II.         The use of the symbols of the Jewish Tabernacle    

            Paul uses the Tabernacle symbols beginning in the Outer Court where people passed by the “Sacrifice Altar,” and the “Washing Basin.” These symbols introduced them to their spiritual journey into the Holy Place. These symbols are associated with activities of the Feast of Unleavened Bread and relate the story of the Passover and exodus from Egyptian Slavery. The Feast of Weeks and the Feast of Trumpets accompany us on the beginning of this spiritual journey.

            Next, the Tabernacle symbols of the “Unleavened Bread,” the “Lampstand” and the “Incense Altar” direct the spiritual journey through the “Holy Place” (an inner room) and introduce us to the “Holy of Holies” or the inner High Altar.

            The third, and most intense symbols of this journey ends in the high holy place of the “Holy of Holies” where we encounter the “Mercy Seat” and the “Ark of Covenant.” The associated feasts are the Day of Atonement and the Feast of Booths.

            Pastor Winter’s adds the following caveat.
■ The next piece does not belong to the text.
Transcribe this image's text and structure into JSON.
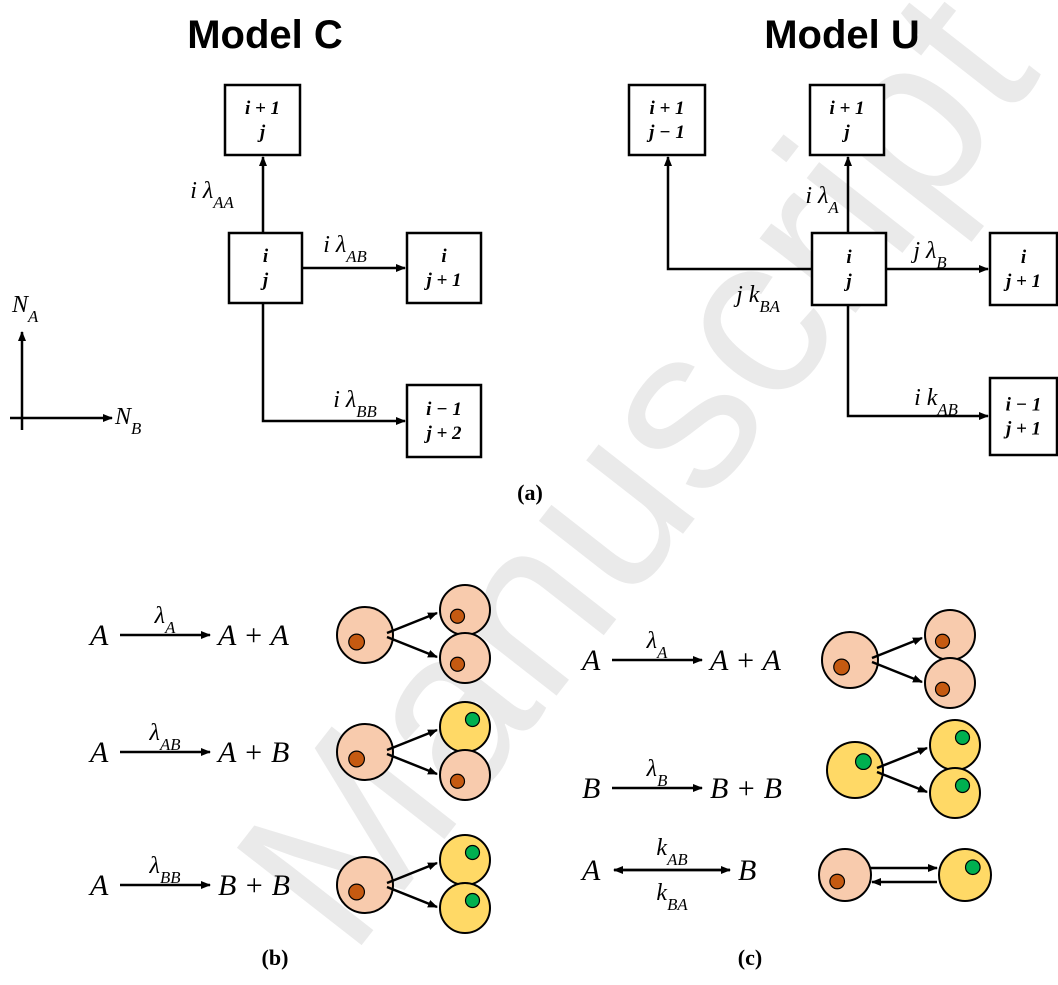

In “. . . reference to the transition phrase, ‘Jesus Christ Our Lord, and Amen,’ these are primarily transition phrases and sometimes do not indicate a transition from one temple article or feast. Most of the time they do make that transition but not always.” 

III.        The development of the Christian Life

            Pastor Winters associates Paul’s statements on spiritual development with the general characteristics of our cognitive development in seven stages from babies to maturity. In this process he notes that each stage is entered into naturally, yet there are interior activities to be acquired and acted on. In each of these stages there are things that happen that can retard, or prevent, the stage from full realization.

            Winters maintains that our development into full spiritual maturity is seldom fully achieved, even in a minority of people. This is due to the various contradictions experienced along the spiritual journey.

            Winter’s adds one caveat. “. . .the parallel to human development stage theory is only approximate and do not follow Gilligan's description of female development which include all the stages but not always in the same order as male development.” 

            Pastor Robert is commended for his thoughtful presentations. I express my gratitude for his interest in sharing this with the Salina IHOPers in my absence. I am grateful for his leadership and for his friendship.